Precision firepower also assumes a number of things are knowable about the enemy when often they are not. EBO advocates offer policymakers a menu of desired effects to impose on an enemy. EBO advocates incorrectly assume the United States can accurately determine what assets an enemy values most and attack them. In this sense, precision firepower is a tool for believers in gradualism, escalation, and punishment game theory. Precision firepower advocates can fall prey to the fallacy of mirror-imaging--the belief that the enemy will respond to our actions in ways we ourselves would respond. Of course, the destructive physical effects airpower delivers might or might not affect the enemy the way we anticipate. Even if we could reduce the enemy to a system of systems and target the enemy with great precision, all but the most primitive, incompetent enemies will react and adapt. (21) Precision firepower alone cannot destroy the resilience of enemy willpower or the persistence of his strategic intentions.

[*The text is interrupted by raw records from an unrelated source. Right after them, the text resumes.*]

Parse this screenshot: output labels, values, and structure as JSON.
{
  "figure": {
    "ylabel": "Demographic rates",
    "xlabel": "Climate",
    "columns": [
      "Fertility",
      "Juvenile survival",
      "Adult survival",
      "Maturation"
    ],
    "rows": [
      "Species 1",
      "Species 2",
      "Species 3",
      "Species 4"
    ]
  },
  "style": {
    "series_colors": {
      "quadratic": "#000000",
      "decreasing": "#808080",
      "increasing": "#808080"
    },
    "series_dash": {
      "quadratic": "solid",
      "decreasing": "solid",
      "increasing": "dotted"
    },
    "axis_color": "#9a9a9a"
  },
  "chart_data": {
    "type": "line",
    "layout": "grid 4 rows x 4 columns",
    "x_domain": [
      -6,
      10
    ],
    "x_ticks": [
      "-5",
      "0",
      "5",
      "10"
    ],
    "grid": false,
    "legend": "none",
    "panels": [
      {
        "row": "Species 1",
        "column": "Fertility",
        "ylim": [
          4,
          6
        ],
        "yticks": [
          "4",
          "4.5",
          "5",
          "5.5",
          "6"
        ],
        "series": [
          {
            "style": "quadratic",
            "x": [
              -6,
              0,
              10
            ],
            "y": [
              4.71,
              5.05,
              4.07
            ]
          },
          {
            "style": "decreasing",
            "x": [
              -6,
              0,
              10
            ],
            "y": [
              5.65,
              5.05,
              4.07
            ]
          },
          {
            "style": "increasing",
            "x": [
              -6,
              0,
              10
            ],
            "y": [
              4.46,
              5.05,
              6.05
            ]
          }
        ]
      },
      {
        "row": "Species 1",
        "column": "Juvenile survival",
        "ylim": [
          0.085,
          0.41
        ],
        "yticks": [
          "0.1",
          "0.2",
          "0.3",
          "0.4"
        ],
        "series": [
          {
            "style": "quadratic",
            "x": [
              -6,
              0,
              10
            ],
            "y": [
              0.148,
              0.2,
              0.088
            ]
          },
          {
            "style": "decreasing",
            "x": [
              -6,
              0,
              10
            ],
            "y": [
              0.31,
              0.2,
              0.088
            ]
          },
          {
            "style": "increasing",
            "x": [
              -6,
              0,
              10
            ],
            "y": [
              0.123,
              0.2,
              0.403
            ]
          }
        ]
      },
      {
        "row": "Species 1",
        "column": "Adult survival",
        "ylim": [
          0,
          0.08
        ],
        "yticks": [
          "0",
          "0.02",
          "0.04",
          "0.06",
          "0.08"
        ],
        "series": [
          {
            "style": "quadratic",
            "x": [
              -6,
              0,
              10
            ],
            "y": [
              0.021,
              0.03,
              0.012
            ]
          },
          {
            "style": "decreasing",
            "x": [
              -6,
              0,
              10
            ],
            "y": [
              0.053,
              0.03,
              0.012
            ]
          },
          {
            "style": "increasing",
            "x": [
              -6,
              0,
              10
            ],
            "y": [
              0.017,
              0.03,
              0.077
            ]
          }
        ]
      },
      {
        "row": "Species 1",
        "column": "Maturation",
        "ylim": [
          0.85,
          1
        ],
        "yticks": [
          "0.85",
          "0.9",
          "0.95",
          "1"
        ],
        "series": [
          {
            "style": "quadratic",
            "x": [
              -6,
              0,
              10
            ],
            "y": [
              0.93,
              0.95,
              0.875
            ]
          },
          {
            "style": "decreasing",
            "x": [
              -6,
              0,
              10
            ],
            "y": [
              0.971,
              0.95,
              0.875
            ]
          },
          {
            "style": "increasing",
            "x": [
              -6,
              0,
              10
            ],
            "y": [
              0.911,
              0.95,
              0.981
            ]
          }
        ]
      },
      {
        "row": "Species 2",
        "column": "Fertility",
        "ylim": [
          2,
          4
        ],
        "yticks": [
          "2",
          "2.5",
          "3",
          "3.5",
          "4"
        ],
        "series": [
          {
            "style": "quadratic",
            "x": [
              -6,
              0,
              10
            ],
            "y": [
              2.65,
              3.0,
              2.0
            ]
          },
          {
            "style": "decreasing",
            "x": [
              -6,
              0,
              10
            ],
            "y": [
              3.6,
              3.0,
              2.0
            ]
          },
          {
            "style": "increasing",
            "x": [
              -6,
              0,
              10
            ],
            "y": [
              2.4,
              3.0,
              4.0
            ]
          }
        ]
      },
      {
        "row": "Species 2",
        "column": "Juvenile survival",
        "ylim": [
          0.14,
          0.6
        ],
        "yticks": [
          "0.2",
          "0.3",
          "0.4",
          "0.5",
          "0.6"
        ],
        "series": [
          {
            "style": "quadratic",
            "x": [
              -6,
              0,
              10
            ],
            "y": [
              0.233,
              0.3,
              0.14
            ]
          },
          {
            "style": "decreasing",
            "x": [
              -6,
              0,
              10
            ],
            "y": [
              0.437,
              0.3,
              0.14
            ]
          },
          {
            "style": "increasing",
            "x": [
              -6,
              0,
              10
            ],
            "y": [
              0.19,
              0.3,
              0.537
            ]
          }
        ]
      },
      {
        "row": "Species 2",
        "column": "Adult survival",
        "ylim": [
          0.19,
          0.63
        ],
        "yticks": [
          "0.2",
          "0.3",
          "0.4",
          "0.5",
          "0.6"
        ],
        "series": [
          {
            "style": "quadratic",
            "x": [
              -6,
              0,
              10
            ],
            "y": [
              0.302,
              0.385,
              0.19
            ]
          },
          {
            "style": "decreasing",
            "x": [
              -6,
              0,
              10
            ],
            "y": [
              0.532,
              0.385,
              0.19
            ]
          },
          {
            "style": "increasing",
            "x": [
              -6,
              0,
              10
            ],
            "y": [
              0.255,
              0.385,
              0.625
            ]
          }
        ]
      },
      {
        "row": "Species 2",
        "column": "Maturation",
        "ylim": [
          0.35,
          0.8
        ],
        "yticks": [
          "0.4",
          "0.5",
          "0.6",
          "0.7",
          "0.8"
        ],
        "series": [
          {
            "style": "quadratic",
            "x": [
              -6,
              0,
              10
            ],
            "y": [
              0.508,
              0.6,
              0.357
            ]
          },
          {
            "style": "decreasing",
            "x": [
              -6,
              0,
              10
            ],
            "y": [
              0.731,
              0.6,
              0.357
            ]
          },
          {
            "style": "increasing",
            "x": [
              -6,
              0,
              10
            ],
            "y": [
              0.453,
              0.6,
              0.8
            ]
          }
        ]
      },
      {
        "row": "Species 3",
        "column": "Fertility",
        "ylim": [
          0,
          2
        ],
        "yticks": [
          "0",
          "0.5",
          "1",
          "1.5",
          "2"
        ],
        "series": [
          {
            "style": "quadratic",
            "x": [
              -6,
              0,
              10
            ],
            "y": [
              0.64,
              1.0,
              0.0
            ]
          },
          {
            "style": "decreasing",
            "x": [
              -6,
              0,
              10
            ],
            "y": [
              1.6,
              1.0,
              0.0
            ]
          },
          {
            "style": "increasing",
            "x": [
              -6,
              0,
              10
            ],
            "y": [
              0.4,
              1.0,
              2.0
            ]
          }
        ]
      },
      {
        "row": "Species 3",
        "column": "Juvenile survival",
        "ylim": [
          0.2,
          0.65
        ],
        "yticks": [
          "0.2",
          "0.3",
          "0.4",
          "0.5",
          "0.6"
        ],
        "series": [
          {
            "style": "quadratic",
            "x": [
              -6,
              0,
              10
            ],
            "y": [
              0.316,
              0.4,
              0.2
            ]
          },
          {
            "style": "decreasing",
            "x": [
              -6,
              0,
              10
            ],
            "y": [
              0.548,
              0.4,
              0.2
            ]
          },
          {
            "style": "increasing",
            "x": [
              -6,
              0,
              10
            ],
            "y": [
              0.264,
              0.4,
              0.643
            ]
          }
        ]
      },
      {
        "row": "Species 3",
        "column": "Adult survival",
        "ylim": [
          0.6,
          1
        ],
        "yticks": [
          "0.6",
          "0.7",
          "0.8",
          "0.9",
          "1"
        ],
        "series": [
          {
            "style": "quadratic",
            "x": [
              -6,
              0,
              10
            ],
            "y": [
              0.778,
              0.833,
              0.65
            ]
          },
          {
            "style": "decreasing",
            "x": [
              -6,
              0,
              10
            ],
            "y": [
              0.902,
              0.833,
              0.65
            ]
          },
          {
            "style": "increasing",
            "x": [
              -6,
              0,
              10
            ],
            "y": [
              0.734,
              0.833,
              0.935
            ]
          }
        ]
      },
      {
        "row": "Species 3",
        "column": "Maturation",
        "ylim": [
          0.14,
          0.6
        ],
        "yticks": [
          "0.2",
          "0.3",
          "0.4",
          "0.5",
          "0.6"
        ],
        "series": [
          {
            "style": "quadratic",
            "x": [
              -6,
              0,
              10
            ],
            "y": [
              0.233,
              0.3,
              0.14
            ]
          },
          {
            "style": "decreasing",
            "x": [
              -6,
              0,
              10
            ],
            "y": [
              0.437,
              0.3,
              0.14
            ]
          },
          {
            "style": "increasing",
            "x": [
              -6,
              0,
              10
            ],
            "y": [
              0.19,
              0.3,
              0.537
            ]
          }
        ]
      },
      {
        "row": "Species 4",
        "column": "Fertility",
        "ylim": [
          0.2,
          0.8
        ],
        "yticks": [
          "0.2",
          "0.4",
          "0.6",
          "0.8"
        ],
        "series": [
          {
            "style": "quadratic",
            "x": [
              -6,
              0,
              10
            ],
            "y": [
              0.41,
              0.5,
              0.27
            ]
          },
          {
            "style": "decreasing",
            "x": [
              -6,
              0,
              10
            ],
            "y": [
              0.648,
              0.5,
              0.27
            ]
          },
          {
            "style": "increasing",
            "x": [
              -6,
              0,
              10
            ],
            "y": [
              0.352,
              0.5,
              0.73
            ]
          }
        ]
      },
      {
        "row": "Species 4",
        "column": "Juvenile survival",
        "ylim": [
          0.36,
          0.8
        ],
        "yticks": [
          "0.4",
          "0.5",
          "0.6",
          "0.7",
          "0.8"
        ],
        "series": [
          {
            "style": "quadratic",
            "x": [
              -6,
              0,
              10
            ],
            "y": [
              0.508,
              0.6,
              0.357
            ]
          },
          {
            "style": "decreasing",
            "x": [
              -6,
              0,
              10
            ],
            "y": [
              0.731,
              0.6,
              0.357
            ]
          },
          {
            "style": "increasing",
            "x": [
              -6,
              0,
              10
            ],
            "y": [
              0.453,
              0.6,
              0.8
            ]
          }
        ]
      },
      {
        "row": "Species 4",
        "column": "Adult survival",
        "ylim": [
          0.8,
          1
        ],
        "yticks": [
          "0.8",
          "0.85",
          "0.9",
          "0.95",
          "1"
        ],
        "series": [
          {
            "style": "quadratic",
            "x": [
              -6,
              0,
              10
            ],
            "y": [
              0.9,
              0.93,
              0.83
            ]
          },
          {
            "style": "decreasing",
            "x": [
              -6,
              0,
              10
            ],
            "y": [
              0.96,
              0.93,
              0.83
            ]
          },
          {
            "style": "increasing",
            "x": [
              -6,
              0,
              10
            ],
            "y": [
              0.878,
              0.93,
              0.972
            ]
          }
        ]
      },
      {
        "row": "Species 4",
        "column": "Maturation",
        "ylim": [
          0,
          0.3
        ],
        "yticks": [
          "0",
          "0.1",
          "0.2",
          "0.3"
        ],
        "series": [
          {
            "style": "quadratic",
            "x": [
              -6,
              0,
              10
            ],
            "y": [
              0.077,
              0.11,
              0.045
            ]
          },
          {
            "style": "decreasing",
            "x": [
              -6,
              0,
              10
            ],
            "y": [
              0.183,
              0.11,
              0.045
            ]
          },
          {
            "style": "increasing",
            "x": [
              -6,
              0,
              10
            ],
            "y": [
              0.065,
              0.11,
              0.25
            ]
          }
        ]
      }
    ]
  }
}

Reduction of military advantage. The United States does not enjoy a permanent monopoly on the technology of precision firepower. The inexorable cycle of weapons and counterweapons development will sooner or later reduce our tremendous military advantages. To date, the theory of precision firepower has been tested only against relatively unsophisticated enemies. Were the United States to engage an enemy with the resources and military might of the old Soviet Union or tomorrow's China or Iran, we would likely find precision firepower wanting. Many of our enemies and some of our friends will sell sophisticated weapons to any rogue nation with money.